To improve capacity or throughput, Spatial Multiplexing can be employed. This means we are transmitting multiple sets of data on each stream, thus improving the symbol throughput.
The tradeoff for the system designer is choosing the transmission technique when faced with ever-changing channel conditions. If the carrier-to-noise ratio is low, then the data rate is slowed by employing Space Time Block Coding; if the carrier-to-noise ratio is high, then throughput is significantly increased by using Spatial Multiplexing. Also, don’t forget we are still using OFDM, so groups of subcarriers or subchannels will be assigned different modulation types and the type of transmission will be based on the carrier-to-noise ratio. As you can see, the complexity of the signal and its dynamics can become overwhelming.
Collaborative modes of operation can also be employed. This means the transmitter is operating in a SISO mode (i.e., only using a “Single Output”), but it can use the same frequency spectrum as another transmitter, provided that the receiver is a MIMO device. WiMAX makes provision for this in the up-link and uses it as a technique for improving up-link capacity.

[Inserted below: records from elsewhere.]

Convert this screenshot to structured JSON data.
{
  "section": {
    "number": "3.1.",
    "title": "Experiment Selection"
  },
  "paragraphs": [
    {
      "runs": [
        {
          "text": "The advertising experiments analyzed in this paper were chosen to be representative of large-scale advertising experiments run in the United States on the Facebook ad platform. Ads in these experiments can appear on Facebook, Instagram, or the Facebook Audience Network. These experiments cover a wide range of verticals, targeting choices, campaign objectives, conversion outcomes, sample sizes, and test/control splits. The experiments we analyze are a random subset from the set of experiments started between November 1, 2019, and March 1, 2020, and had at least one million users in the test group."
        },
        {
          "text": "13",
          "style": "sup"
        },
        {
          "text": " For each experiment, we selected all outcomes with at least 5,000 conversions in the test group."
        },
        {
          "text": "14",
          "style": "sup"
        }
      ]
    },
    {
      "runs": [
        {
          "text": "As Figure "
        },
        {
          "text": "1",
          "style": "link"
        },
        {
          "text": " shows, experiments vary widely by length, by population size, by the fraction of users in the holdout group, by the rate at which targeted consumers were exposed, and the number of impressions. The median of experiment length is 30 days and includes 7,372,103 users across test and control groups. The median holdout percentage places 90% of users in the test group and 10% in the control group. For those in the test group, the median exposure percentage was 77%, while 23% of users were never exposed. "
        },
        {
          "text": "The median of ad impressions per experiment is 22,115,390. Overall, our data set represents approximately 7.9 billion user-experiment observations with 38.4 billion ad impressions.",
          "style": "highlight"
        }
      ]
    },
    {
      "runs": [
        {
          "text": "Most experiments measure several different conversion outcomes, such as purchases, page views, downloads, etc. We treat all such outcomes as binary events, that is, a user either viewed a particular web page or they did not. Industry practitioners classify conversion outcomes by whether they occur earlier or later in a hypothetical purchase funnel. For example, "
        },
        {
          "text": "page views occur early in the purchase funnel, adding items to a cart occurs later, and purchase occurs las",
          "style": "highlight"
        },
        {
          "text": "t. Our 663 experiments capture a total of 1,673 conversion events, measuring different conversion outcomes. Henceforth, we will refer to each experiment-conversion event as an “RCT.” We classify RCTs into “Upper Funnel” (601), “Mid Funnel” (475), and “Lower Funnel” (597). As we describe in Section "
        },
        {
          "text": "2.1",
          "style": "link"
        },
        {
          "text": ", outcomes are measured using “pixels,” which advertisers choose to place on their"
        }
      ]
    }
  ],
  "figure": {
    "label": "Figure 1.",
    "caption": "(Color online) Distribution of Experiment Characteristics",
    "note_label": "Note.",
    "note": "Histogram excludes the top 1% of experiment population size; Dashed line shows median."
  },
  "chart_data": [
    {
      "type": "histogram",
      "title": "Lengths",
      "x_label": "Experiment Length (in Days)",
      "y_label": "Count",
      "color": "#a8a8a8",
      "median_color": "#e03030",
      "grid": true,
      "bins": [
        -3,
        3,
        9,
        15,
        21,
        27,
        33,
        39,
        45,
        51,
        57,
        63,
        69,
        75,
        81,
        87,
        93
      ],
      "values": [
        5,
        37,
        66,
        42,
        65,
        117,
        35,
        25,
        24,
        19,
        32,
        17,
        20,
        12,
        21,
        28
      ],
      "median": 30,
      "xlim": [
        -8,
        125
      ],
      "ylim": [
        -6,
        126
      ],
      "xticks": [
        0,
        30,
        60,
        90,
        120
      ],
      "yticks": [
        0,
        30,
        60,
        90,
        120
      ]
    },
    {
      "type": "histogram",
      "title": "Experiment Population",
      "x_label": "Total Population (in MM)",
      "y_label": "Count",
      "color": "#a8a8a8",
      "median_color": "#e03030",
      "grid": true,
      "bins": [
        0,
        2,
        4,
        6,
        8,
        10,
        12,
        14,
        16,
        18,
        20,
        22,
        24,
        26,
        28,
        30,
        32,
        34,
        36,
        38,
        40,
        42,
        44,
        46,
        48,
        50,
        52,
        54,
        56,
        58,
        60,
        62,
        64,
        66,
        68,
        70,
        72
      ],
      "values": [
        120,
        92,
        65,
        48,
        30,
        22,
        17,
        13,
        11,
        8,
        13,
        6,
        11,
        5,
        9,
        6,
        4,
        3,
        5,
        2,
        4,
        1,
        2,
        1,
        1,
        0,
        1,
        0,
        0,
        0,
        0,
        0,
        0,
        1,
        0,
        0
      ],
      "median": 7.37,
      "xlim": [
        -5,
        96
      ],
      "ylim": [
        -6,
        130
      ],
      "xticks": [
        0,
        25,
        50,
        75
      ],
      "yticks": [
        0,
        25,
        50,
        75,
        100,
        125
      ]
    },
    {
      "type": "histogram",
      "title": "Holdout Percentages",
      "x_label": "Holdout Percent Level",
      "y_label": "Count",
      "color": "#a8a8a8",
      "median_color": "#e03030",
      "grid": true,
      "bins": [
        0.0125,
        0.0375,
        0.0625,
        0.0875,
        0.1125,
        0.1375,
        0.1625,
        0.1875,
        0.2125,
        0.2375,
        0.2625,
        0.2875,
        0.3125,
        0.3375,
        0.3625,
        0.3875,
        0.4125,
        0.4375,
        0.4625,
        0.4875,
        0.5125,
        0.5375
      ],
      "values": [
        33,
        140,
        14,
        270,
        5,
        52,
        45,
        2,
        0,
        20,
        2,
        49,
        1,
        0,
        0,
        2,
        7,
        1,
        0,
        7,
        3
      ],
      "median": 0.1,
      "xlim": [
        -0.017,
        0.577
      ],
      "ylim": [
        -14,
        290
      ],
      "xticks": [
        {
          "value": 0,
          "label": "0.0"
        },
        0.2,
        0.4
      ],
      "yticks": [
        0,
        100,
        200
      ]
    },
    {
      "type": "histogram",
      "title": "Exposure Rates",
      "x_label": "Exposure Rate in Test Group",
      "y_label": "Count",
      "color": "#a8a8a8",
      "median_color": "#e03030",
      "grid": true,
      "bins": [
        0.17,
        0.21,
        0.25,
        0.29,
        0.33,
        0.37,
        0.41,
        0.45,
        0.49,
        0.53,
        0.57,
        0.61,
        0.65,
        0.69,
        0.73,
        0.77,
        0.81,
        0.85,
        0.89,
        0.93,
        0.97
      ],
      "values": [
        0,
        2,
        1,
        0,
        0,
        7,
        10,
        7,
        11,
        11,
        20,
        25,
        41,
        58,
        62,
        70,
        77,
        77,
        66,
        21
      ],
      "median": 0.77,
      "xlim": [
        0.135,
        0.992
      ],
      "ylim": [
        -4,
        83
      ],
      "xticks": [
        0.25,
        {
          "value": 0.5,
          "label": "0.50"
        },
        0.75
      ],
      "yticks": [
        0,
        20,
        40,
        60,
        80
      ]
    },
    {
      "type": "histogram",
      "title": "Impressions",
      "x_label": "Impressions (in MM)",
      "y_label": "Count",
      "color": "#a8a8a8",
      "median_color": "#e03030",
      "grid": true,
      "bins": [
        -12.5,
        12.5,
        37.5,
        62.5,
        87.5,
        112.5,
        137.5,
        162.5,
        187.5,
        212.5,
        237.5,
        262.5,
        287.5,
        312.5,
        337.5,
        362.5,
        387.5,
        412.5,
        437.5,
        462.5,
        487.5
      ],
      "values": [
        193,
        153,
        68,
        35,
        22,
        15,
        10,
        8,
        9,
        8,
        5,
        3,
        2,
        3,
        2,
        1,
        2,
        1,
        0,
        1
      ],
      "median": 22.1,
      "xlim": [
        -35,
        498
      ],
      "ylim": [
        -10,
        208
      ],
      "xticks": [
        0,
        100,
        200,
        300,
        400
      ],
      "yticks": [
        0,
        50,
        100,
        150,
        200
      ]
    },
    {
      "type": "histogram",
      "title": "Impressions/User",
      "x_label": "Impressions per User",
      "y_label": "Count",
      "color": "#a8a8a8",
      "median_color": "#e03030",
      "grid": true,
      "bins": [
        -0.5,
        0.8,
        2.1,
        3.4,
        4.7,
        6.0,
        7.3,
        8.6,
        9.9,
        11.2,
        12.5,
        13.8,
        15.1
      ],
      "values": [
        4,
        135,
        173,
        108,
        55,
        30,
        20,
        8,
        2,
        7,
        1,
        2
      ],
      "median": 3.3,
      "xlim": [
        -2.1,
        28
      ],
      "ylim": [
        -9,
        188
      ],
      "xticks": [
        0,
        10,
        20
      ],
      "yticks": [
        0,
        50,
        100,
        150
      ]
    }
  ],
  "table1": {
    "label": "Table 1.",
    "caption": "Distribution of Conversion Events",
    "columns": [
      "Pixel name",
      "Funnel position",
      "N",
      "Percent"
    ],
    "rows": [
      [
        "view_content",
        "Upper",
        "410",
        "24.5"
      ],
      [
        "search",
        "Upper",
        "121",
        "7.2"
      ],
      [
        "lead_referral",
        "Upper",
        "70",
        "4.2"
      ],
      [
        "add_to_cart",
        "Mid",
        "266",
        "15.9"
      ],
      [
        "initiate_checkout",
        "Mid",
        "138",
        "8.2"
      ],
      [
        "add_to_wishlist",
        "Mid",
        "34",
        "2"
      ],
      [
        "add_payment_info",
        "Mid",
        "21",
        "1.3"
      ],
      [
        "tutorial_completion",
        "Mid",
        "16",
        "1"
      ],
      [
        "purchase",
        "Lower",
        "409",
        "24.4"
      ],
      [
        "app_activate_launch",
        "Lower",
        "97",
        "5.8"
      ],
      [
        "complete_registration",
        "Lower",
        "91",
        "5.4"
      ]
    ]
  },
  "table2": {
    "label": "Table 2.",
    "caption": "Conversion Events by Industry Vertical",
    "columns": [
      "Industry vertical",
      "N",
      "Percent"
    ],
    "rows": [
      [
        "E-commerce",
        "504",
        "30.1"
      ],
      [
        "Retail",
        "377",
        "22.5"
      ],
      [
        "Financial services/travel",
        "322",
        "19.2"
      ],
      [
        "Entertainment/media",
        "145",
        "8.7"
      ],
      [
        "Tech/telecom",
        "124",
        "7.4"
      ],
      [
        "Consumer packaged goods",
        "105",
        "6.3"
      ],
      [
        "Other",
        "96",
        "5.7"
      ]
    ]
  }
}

So far, we’ve only talked about open-loop MIMO systems. Closed-loop MIMO systems rely on a feedback loop to improve the signal quality further, which is especially useful in high interference environments. In this case, the improvement is created by weighting the phase and amplitude on each antenna and creating a beam of RF energy. The more antennas you have, the more accurate the beam becomes. To determine how the beam is formed, the channel is “sounded” (i.e., a known signal is transmitted that allows the receiver to build a model of what the channel looks like at a specific instant in time). The channel response is fed back to the transmitter, usually by using a lookup table so the uplink capacity isn’t completely consumed by the channel model. The transmitter then uses the model to weight its transmitters appropriately.
For the design engineer, the new challenge is all about packing as many radios into the smallest space possible and spacing antennas appropriately while, at the same time, optimizing for power consumption and avoiding a parts count that makes the device prohibitively expensive with gross reliability problems. Baseband systems are also becoming more and more complex with blurred lines between the MAC layer and the PHY layer of the architecture. There is a lot more to design, observe, and measure, from the dynamically changing modulation of the OFDM signal transmitted through to multiple antennas using different schemes, all based on the performance of the channel. Life may be hard, but at least it’s extremely spectrally efficient.